Ma è proprio perché sentiamo fortemente la necessità di un serio processo di riflessione e di percepibili progetti di intervento e di innovazione sull’intero sistema penitenziario, che ci permettiamo di evidenziarLe quanto opportuna sia una verifica complessiva ed organica sui programmi del Governo per rendere effettive le riforme già deliberate, quelle che sono state annunciate ed, infine, quelle che anche Lei ha prefigurato con suo discorso rivolto al Corpo della Polizia penitenziaria.

Lei si trova a governare un sistema complesso ed articolato nel quale, come Lei doverosamente ha ricordato, la Polizia penitenziaria gioca un ruolo di primissimo piano ed è conseguente che attorno a questo attore dovranno svilupparsi i ragionamenti di riorganizzazione dell’amministrazione, sempre all’interno di un quadro normativo che affida all’amministrazione penitenziaria un mandato che deve continuare ad essere interpretato univocamente.

Se non si perviene ad una determinazione di piante organiche degli Istituti penitenziari e dei servizi, effettive e garantite in ogni sede (e non solo sulla carta), sostenibili per distribuzione dei carichi di lavoro, per i livelli di sicurezza, per qualità e per intensità dell’impegno professionale, non è possibile pensare a destinare risorse organiche per nuovi servizi ed attività sul territorio, per scorte e servizi di tutela personale, a maggior ragione a fronte di un disegno di legge finanziaria per il 2007 che non solo fa permanere il sostanziale blocco delle assunzioni per tutte le forze di Polizia, ma che non riesce nemmeno a garantire la stabilizzazione degli ormai famosi 500 ex ausiliari, questione per noi assolutamente prioritaria.

Se non si investono le risorse della Cassa delle Ammende e quelle del Sistema integrato dei servizi sociali territoriali in una strategia volta al reinserimento e alla integrazione sociale, che assuma a base della valutazione dell’efficacia degli interventi l’inclusione della persona nel tessuto delle relazioni sociali ed il suo recupero ad una prospettiva di vita affrancata dalle situazioni di disagio e di bisogno, si rischia di ridurre la prospettiva di un ampliamento dell’accesso alle misure alternative solo all’angusto meccanismo premiale/punitivo rispetto alla condotta penitenziaria o al solo controllo formale delle prescrizioni imposte.

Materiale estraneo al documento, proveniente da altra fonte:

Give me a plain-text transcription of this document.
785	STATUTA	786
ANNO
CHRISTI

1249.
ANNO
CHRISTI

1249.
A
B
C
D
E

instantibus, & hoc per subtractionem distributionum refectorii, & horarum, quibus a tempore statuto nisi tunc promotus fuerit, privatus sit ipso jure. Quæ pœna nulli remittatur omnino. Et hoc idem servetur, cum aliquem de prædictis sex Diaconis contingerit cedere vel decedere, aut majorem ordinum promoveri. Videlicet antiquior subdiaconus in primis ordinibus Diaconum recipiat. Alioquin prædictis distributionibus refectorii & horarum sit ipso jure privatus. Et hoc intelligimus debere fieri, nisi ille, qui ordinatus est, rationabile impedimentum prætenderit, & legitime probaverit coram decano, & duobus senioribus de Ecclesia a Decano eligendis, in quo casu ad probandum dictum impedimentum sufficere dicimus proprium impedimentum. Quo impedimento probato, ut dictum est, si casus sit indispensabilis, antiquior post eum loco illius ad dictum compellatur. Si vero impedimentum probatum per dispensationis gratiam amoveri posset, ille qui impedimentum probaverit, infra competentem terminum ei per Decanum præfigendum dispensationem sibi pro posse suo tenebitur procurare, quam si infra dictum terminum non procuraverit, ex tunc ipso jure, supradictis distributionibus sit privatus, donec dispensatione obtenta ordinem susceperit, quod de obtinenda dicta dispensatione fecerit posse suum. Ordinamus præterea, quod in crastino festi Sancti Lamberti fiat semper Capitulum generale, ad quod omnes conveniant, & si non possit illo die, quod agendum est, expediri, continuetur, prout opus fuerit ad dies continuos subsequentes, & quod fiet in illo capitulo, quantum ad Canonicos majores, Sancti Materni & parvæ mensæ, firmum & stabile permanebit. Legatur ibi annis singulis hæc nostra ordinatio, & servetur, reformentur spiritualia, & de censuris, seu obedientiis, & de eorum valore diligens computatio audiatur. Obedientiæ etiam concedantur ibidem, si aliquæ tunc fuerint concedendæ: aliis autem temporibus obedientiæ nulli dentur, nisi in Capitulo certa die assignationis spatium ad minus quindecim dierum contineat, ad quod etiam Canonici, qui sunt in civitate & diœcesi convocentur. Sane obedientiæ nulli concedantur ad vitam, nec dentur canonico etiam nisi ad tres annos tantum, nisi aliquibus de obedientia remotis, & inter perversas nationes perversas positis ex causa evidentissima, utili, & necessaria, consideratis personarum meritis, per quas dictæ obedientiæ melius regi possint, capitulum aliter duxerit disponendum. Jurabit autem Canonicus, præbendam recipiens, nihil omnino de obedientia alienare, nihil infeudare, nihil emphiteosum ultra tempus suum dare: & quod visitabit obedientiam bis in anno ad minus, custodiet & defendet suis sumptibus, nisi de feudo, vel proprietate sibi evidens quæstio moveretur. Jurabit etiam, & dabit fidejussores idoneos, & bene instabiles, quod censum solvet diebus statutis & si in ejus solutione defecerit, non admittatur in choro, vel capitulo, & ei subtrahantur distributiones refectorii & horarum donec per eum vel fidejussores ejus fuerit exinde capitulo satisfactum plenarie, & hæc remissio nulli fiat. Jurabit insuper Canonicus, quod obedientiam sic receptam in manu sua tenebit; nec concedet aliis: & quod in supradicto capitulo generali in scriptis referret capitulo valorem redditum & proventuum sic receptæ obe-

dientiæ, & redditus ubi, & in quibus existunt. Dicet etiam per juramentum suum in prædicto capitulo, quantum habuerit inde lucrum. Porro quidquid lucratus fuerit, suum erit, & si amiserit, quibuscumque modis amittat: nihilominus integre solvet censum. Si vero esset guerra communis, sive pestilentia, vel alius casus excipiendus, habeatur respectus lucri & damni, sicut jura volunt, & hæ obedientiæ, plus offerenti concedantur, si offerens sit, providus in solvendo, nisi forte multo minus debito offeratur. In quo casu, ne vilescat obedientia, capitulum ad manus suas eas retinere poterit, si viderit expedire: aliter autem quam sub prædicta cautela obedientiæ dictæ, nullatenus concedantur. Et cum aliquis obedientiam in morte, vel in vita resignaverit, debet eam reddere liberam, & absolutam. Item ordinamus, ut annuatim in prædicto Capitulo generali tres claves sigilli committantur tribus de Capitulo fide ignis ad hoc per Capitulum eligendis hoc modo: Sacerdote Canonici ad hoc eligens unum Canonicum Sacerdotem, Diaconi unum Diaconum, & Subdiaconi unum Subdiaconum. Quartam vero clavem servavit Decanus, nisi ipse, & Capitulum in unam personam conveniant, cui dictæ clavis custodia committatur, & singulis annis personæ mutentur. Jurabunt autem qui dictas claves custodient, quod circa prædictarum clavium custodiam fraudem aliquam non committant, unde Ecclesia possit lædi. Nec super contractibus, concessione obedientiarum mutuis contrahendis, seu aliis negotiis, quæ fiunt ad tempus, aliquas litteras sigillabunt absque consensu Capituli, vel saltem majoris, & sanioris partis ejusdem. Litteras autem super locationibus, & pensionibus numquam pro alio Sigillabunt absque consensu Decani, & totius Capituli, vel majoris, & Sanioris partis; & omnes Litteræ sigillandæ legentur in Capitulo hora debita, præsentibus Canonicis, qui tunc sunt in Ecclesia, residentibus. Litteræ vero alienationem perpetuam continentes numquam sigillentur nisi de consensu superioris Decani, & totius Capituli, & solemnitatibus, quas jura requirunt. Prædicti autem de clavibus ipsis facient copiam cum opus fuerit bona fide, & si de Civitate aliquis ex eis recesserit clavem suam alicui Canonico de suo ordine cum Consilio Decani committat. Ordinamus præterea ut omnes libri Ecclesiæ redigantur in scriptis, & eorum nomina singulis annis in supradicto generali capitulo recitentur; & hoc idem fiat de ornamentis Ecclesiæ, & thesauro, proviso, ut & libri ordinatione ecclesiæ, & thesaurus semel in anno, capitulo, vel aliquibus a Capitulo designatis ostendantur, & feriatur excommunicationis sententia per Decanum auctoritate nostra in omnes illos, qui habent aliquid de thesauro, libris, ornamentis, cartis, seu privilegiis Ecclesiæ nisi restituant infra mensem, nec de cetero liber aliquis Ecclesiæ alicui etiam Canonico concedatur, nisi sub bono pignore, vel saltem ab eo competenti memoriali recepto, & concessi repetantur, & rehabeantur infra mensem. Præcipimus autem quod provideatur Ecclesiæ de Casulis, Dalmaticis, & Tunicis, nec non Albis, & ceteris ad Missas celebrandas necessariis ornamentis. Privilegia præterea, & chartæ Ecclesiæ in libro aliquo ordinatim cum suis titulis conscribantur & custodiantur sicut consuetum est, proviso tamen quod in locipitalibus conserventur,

Si rischia, in sintesi, di riprodurre le logiche e le dinamiche di un sistema carcerario che ha finito, negli anni, per rendere limitate e asfittiche le opportunità di concessione delle misure alternative stesse.

Se non vengono valorizzate le professionalità e se non si introducono forti elementi di innovazione che consentano una gestione degli istituti penitenziaria e dei servizi meno burocratica e sclerotizzata, non è possibile immaginare risorse umane, tecniche e strumentali da destinare ad attività ulteriori, considerate le gravi sofferenze finanziarie e organiche che vengono denunciate dalla stessa Amministrazione e fino a ieri portate a scusante del grave degrado del sistema penitenziario.

Il rischio che noi avvertiamo è proprio quello di un veloce abbassamento del livello di attenzione sulle condizioni di sofferenza dei lavoratori della Polizia penitenziaria negli istituti del Paese e di un’inconsapevole fuga o evasione, per usare un termine congruo, del confronto politico sindacale sul tema dei diritti del lavoro di chi nel carcere attualmente opera e continuerà ad operare nei prossimi anni.

Crediamo si debbano proprio invertire le priorità e che questa sfida stimolante che lei sembra aver lanciato debba inevitabilmente e, oseremo dire, essere preventivamente accompagnata dal recupero di un livello di civiltà e di dignità nel lavoro sostenibile, soprattutto a cominciare da quelle donne e da quegli uomini che, in numero sempre minore, operano con abnegazione e spirito di sacrificio nel crescente degrado strutturale delle nostre carceri.

 

Signor Ministro, se con il discorso alla Festa del Corpo di Polizia penitenziaria ha inteso gettare il cuore oltre l’ostacolo ed aprire un orizzonte alle politiche riformatrici di un sistema penitenziario che negli anni ha mancato troppe occasioni per rinunciare all’alibi dell’emergenza, la Cgil-Fp è disponibile ad offrire il proprio contributo.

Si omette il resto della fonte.